In 1990, the average valley resident consumed 347 gallons of water per day. Last year, that number shrank to 219 gallons — still higher than other cities in the Southwest, but dramatically lower than it was.

In the past decade alone, the community has reduced its overall water consumption by one-third even while adding 400,000 new residents.

The effort has not been easy or cheap, Bennett says.

The community has banned front lawns at new homes, imposed landscape watering restrictions, clamped down on fountains, misters and car washes, and plowed about $200 million into conservation initiatives.

Most of that money has gone to pay people to replace their grass with desert landscaping.

The turf rebate program alone saves 9 billion gallons of water a year, Bennett says. To date, roughly 165 million square feet of grass has been removed from valley homes and businesses. That would be enough to form an 18-inch-wide roll of sod stretching about 85 percent of the way around the Earth.

With the amount of turf removed from valley golf courses under the rebate program, you could build nine new 18-hole courses, Bennett says.

Just don’t try to get him to pick a fight with Salt Lake City over water efficiency.

“If you get down to the facts, both communities probably have room for improvement,” he says.

Coffin seems perfectly happy to mix things up a little.

“Salt Lake is just jealous because it’s a boring city,” he deadpans.

10 MILLION GALLONS OF FUN

So what about the water parks?

Shawn Hassett, part owner of Cowabunga Bay, says developments like his are often wrongly labeled as wasteful, but modern parks typically use less water than a similarly sized housing development would.

And when you factor in the number of visitors they serve, “water parks in general are a pretty efficient use of water,” he says.

The developers of Wet ’n’ Wild met with Bennett and his staff during the design phase to talk about how they could reduce their water footprint.

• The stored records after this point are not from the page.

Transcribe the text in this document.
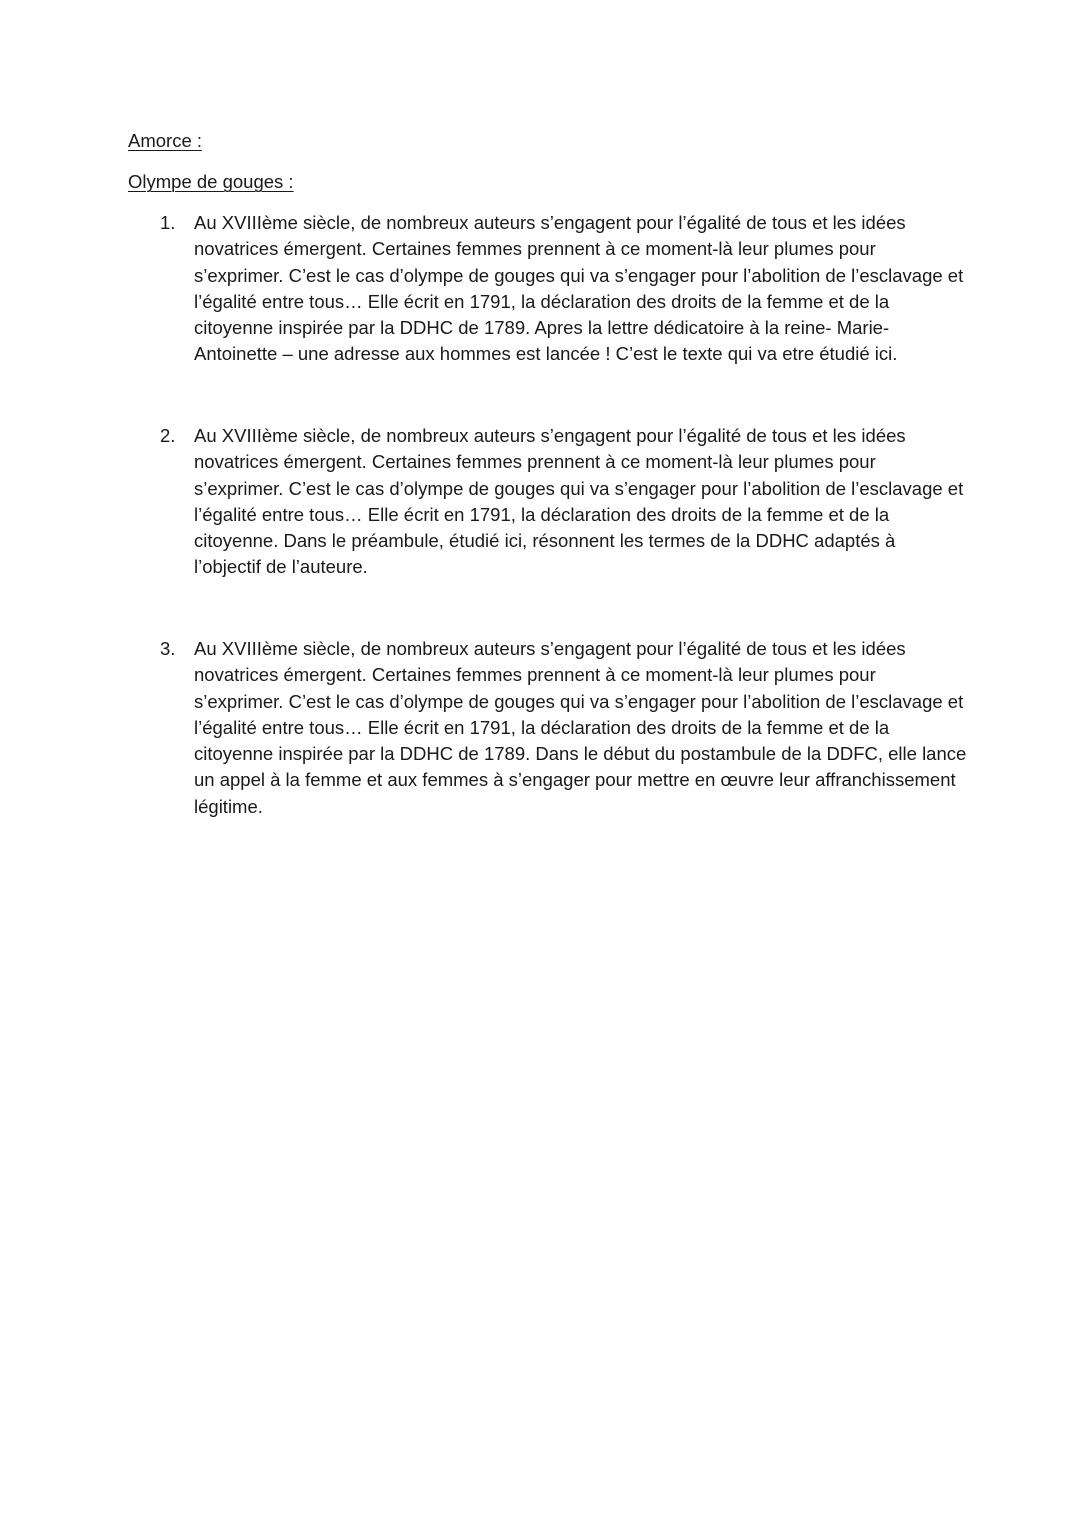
Amorce :
Olympe de gouges :
1.	Au XVIIIème siècle, de nombreux auteurs s’engagent pour l’égalité de tous et les idées
novatrices émergent. Certaines femmes prennent à ce moment-là leur plumes pour
s’exprimer. C’est le cas d’olympe de gouges qui va s’engager pour l’abolition de l’esclavage et
l’égalité entre tous… Elle écrit en 1791, la déclaration des droits de la femme et de la
citoyenne inspirée par la DDHC de 1789. Apres la lettre dédicatoire à la reine- Marie-
Antoinette – une adresse aux hommes est lancée ! C’est le texte qui va etre étudié ici.

2.	Au XVIIIème siècle, de nombreux auteurs s’engagent pour l’égalité de tous et les idées
novatrices émergent. Certaines femmes prennent à ce moment-là leur plumes pour
s’exprimer. C’est le cas d’olympe de gouges qui va s’engager pour l’abolition de l’esclavage et
l’égalité entre tous… Elle écrit en 1791, la déclaration des droits de la femme et de la
citoyenne. Dans le préambule, étudié ici, résonnent les termes de la DDHC adaptés à
l’objectif de l’auteure.

3.	Au XVIIIème siècle, de nombreux auteurs s’engagent pour l’égalité de tous et les idées
novatrices émergent. Certaines femmes prennent à ce moment-là leur plumes pour
s’exprimer. C’est le cas d’olympe de gouges qui va s’engager pour l’abolition de l’esclavage et
l’égalité entre tous… Elle écrit en 1791, la déclaration des droits de la femme et de la
citoyenne inspirée par la DDHC de 1789. Dans le début du postambule de la DDFC, elle lance
un appel à la femme et aux femmes à s’engager pour mettre en œuvre leur affranchissement
légitime.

The result is a park expected to use no more than 10 million gallons of water a year, less than one-tenth the consumption of the old Wet ’n’ Wild park that once operated on the Strip.

Instead of emptying into pools, the new park’s water slides will flatten into long run-outs that slow riders’ momentum and allow the water to be captured and reused. Water for the slides will be stored in pipes underground, away from the dry desert air.

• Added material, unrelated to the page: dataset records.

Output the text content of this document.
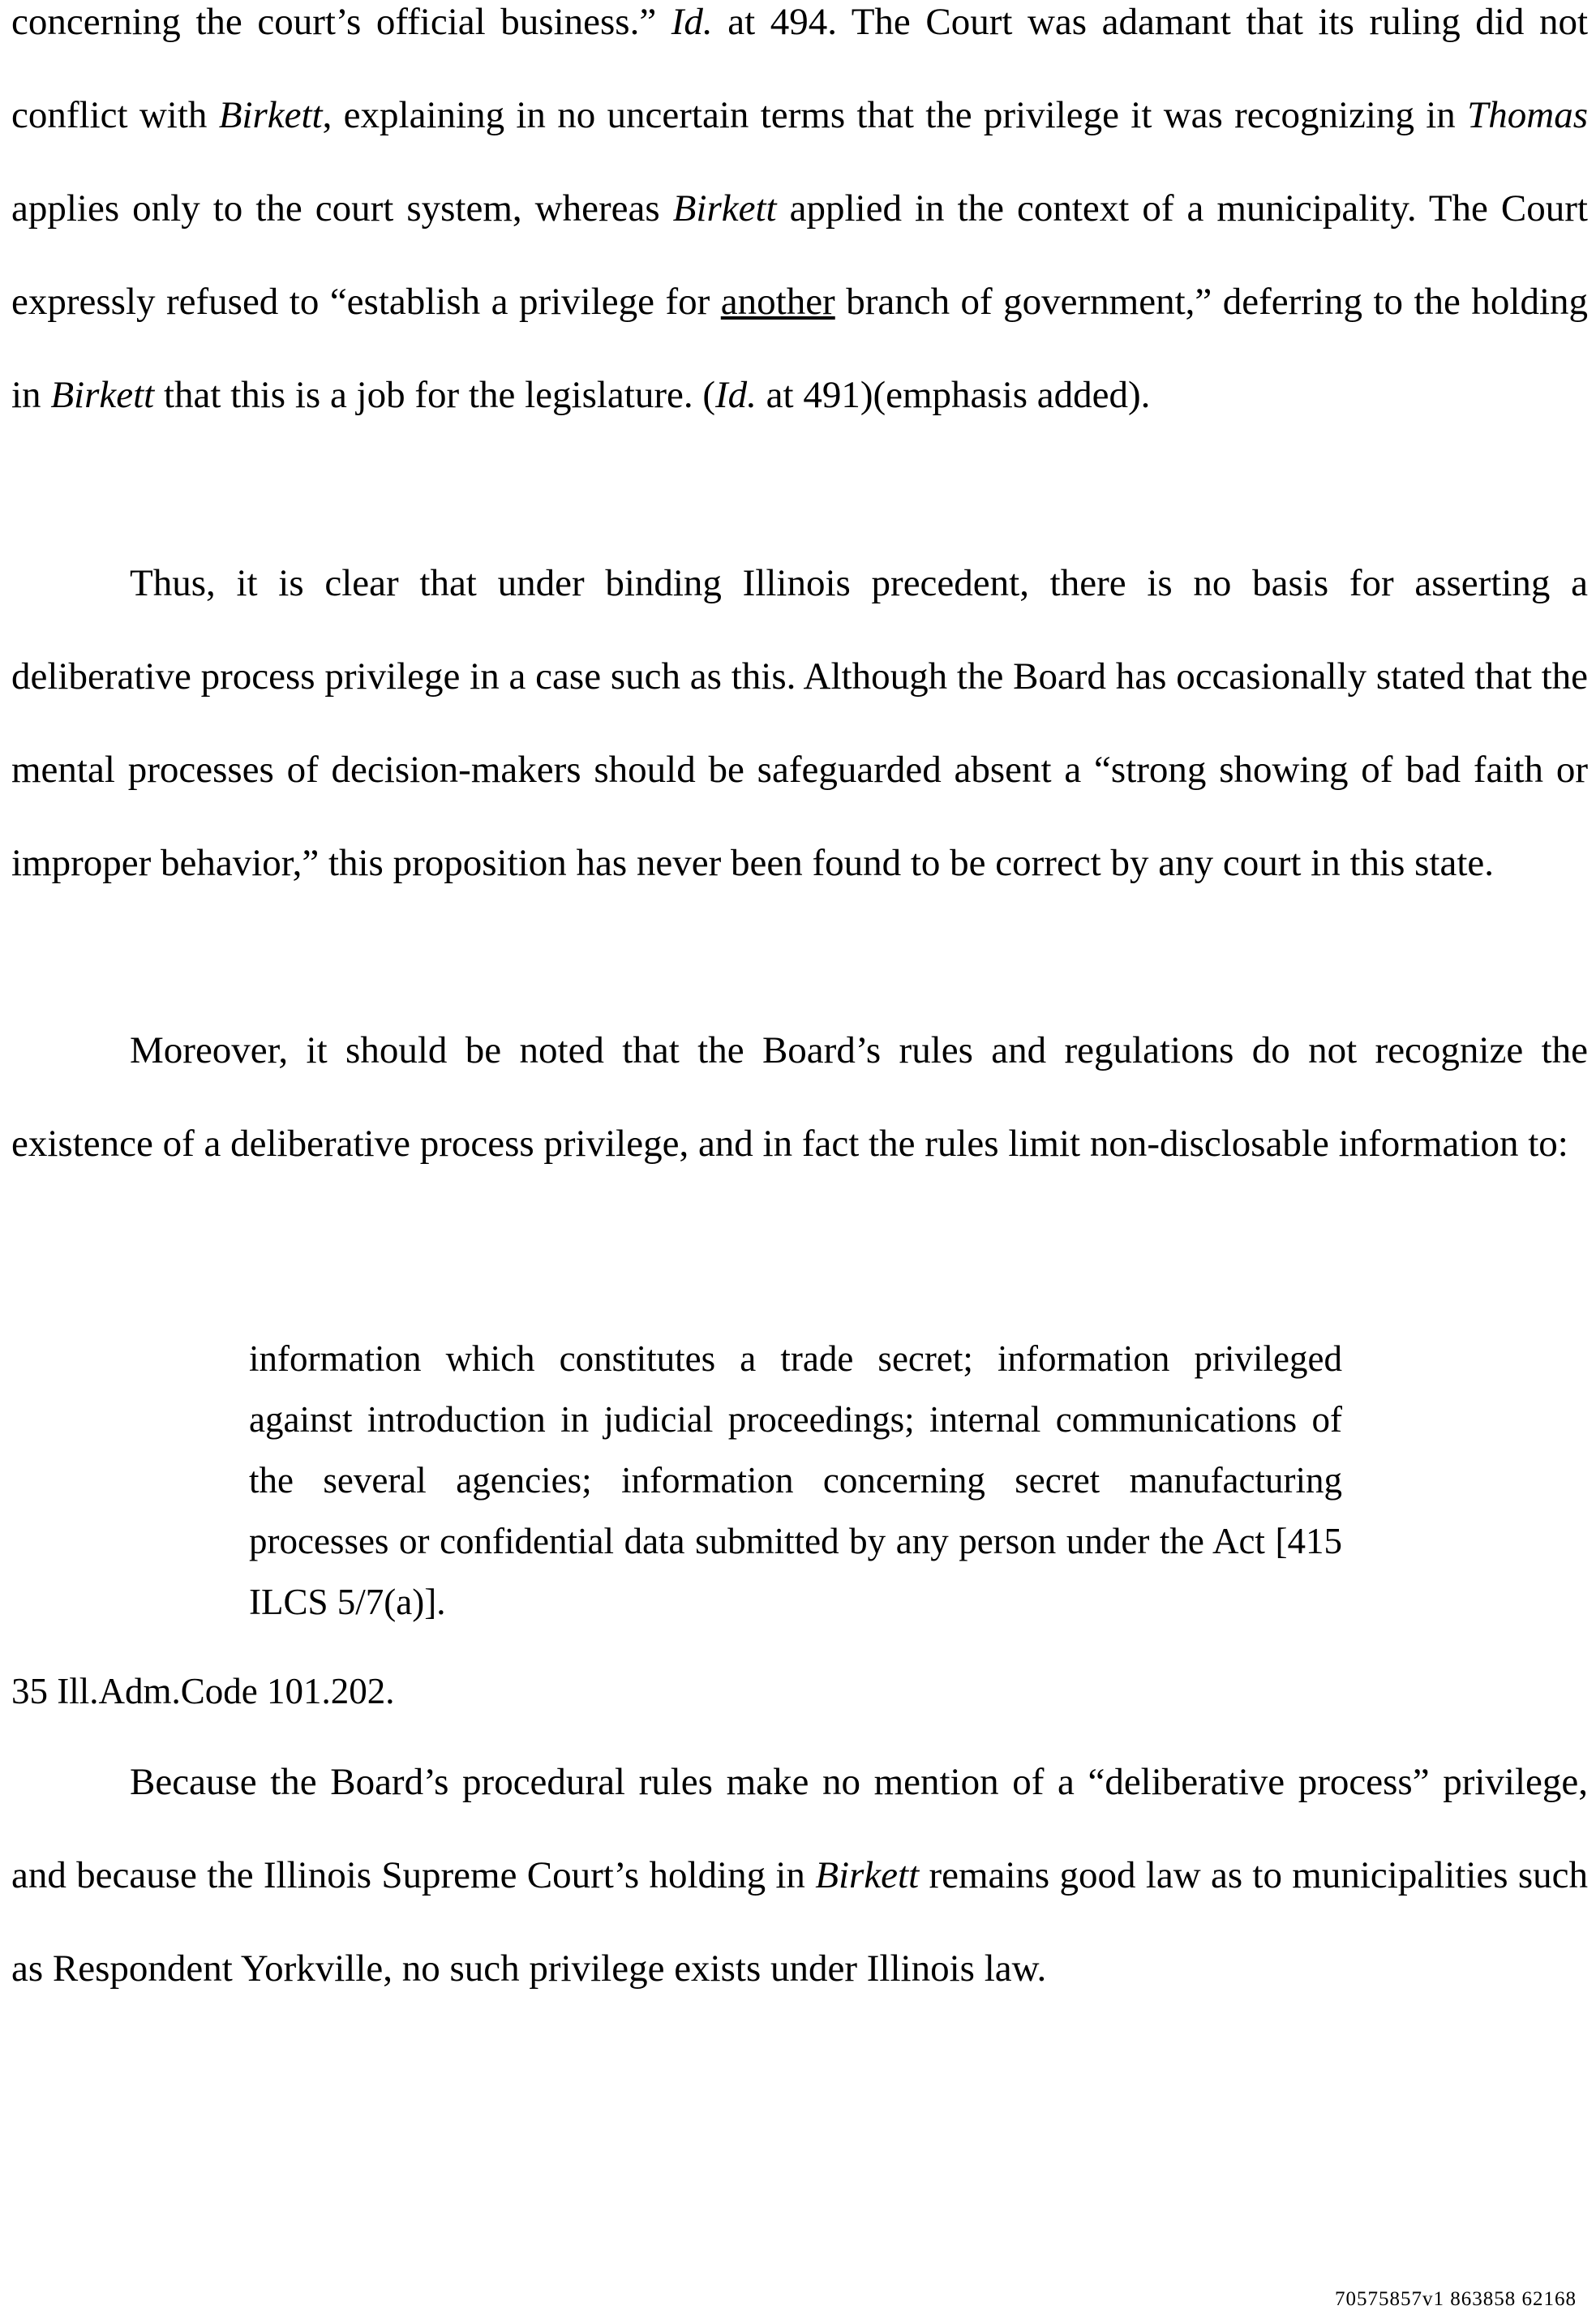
concerning the court’s official business.” Id. at 494. The Court was adamant that its ruling did not conflict with Birkett, explaining in no uncertain terms that the privilege it was recognizing in Thomas applies only to the court system, whereas Birkett applied in the context of a municipality. The Court expressly refused to “establish a privilege for another branch of government,” deferring to the holding in Birkett that this is a job for the legislature. (Id. at 491)(emphasis added).

Thus, it is clear that under binding Illinois precedent, there is no basis for asserting a deliberative process privilege in a case such as this. Although the Board has occasionally stated that the mental processes of decision-makers should be safeguarded absent a “strong showing of bad faith or improper behavior,” this proposition has never been found to be correct by any court in this state.

Moreover, it should be noted that the Board’s rules and regulations do not recognize the existence of a deliberative process privilege, and in fact the rules limit non-disclosable information to:

information which constitutes a trade secret; information privileged against introduction in judicial proceedings; internal communications of the several agencies; information concerning secret manufacturing processes or confidential data submitted by any person under the Act [415 ILCS 5/7(a)].

35 Ill.Adm.Code 101.202.

Because the Board’s procedural rules make no mention of a “deliberative process” privilege, and because the Illinois Supreme Court’s holding in Birkett remains good law as to municipalities such as Respondent Yorkville, no such privilege exists under Illinois law.

70575857v1 863858 62168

“There’s less evaporation that way, less water just getting lost,” says Trevor Wilson, marketing director for the $50 million Wet ’n’ Wild development. “Obviously we want to be environmentally friendly, and we want to use as little water as we can for economic reasons.”

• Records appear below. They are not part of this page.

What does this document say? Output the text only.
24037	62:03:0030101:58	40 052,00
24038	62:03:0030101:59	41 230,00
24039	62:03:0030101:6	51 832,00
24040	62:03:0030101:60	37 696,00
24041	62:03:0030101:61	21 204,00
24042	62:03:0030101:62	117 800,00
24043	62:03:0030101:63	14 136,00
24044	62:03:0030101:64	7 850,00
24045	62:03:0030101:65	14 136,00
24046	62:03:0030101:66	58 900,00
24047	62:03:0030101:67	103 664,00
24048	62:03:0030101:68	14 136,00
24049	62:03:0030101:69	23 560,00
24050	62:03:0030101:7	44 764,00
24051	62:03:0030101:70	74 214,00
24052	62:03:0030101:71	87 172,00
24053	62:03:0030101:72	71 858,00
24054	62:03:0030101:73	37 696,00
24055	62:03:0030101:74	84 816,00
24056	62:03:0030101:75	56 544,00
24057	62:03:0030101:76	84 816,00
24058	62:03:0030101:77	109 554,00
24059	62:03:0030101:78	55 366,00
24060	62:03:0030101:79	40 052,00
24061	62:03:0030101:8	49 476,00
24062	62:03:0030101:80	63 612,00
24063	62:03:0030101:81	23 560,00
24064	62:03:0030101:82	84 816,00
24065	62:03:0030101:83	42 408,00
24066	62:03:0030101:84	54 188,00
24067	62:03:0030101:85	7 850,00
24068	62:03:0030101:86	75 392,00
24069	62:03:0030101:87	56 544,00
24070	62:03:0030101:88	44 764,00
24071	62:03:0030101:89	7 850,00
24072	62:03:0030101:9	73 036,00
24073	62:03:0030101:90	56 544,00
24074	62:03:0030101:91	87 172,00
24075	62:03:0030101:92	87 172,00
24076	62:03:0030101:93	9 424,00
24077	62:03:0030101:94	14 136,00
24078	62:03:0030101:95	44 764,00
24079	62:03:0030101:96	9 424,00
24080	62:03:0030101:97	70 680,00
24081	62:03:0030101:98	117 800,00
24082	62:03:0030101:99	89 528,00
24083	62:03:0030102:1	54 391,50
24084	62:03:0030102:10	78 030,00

Hassett says the smaller Cowabunga Bay will consume even less water, something on the order of 7 million to 8 million gallons a year.

The average Las Vegas home goes through about 150,000 gallons of water annually. The typical fast-food restaurant uses a couple of million gallons a year, Bennett says.

Water in the parks’ slides and pools will be used and filtered and used again, before being flushed into the community’s sewer system. There, it will be recycled once more — as nearly all the valley’s wastewater is — by being treated and released back into Lake Mead to earn water credits that allow the water authority to draw more from the reservoir.

Both parks will use high-efficiency filters so they can squeeze as much use from their water as possible.

Davis says the only real losses at the water parks will be from “evaporation and whatever is left in people’s swimsuits and towels.”

If Wet ’n’ Wild’s projected water use is spread out among 300,000 visitors a year, it equates to about one 10-minute shower per person, Bennett says. That’s less water than you would use if you let your children run through the backyard sprinklers for two minutes, he says.

Bennett expects some people to see the parks as a giant waste, but he gets paid to worry about how things are, not how they appear to be.

If done right, he says, such parks are a perfectly acceptable way to use water, even in the driest city in North America.

“We’ve never said that conserving water in Las Vegas means no one is allowed to have any fun.”